A more efficient argmax

However, right now you're making two passes over the list, and you're computing the length of each sublist twice. Once is when you compute the maximum length, and the other is when you go to find one with the maximum value. If you do this in one pass, you'll save time. argmax doesn't have an obvious elegant solution, but here are implementations based on reduce, loop, and do*.

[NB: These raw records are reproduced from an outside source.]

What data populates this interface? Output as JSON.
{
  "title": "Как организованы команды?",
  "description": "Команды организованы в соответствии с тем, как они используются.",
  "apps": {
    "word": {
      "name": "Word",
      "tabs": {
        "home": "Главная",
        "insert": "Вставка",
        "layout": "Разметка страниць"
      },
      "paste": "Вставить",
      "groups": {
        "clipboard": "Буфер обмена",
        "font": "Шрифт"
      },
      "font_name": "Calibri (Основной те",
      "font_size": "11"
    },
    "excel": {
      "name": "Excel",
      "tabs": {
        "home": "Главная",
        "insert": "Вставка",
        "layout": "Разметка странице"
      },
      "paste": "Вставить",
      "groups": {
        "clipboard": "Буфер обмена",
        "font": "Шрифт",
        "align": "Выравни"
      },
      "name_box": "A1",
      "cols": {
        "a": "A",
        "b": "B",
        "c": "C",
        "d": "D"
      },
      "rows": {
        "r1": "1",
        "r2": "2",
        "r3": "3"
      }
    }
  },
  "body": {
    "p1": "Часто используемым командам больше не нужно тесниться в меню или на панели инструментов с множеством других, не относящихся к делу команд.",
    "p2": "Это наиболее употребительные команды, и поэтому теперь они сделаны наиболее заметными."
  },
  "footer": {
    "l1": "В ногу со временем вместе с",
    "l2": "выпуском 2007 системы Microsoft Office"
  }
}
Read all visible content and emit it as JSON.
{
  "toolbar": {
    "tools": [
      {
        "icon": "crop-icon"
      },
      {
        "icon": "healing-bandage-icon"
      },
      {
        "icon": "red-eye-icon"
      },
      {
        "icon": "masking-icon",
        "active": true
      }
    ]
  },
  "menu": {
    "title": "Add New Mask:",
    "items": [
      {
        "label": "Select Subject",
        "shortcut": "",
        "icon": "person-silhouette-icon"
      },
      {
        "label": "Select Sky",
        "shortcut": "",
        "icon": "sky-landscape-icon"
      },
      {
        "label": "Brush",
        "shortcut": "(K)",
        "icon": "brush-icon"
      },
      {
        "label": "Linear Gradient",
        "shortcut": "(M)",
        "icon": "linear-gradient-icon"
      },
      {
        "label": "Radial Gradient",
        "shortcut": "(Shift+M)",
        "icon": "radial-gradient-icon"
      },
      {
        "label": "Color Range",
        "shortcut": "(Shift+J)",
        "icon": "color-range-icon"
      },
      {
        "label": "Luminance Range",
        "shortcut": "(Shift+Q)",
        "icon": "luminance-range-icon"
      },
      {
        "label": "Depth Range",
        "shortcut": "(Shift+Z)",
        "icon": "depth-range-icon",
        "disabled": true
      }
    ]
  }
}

(defun argmax (fn list &key (predicate '>) (key 'identity))
  (destructuring-bind (first &rest rest) list
    (car (reduce (lambda (maxxv x)
                   (destructuring-bind (maxx . maxv) maxxv
                     (declare (ignore maxx))
                     (let ((v (funcall fn (funcall key x))))
                       (if (funcall predicate v maxv)
                           (cons x v)
                           maxxv))))
                 rest
                 :initial-value (cons first (funcall fn (funcall key first)))))))

(defun argmax (function list &key (predicate '>) (key 'identity))
  (loop
     for x in list
     for v = (funcall function (funcall key x))
     for maxx = x then maxx
     for maxv = v then maxv
     when (funcall predicate v maxv)
     do (setq maxx x
              maxv v)
     finally (return maxx)))

(defun argmax (function list &key (predicate '>) (key 'identity))
  (do* ((x (pop list)
           (pop list))
        (v (funcall function (funcall key x))
           (funcall function (funcall key x)))
        (maxx x)
        (maxv v))
       ((endp list) maxx)
    (when (funcall predicate v maxv)
      (setq maxx x
            maxv v))))

They produce the same results:

CL-USER> (argmax 'length '((1 2 3) (4 5) (6 7 8 9)))
(6 7 8 9)
CL-USER> (argmax 'length '((1 2 3) (6 7 8 9) (4 5)))
(6 7 8 9)
CL-USER> (argmax 'length '((6 7 8 9) (1 2 3) (4 5)))
(6 7 8 9)

Short variant

CL-USER> (defparameter *test* '((1 2 3) (4 5) (6 7 8 9)))
*TEST*
CL-USER> (car (sort *test* '> :key #'length))
(6 7 8 9)

Paul Graham's most

Please, consider also Paul Graham's most function:

(defun most (fn lst)
  (if (null lst)
      (values nil nil)
      (let* ((wins (car lst))
             (max (funcall fn wins)))
        (dolist (obj (cdr lst))
          (let ((score (funcall fn obj)))
            (when (> score max)
              (setq wins obj
                    max score))))
        (values wins max))))

This is the result of test (it also returns value that's returned by supplied function for the 'best' element):

CL-USER> (most #'length *test*)
(6 7 8 9)
4

extreme utility

After a while I came up with idea of extreme utility, partly based on Paul Graham's functions. It's efficient and pretty universal:

(declaim (inline use-key))
(defun use-key (key arg)
  (if key (funcall key arg) arg))

(defun extreme (fn lst &key key)
  (let* ((win (car lst))
         (rec (use-key key win)))
    (dolist (obj (cdr lst))
      (let ((test (use-key key obj)))
        (when (funcall fn test rec)
          (setq win obj rec test))))
    (values win rec)))

It takes comparison predicate fn, list of elements and (optionally) key parameter. Object with the extreme value of specified quality can be easily found:

CL-USER> (extreme #'> '(4 9 2 1 5 6))
9
9
CL-USER> (extreme #'< '(4 9 2 1 5 6))
1
1
CL-USER> (extreme #'> '((1 2 3) (4 5) (6 7 8 9)) :key #'length)
(6 7 8 9)
4
CL-USER> (extreme #'> '((1 2 3) (4 5) (6 7 8 9)) :key #'cadr)
(6 7 8 9)
7

Note that this thing is called extremum in alexandria. It can work with sequences too.

Using recursion:

(defun maxim-list (l)
  (flet ((max-list (a b) (if (> (length a) (length b)) a b)))
    (if (null l)
    nil
    (max-list (car l) (maxim-list (cdr l))))))

The max-list internal function gets the longest of two list. maxim-list is getting the longest of the first list and the maxim-list of the rest.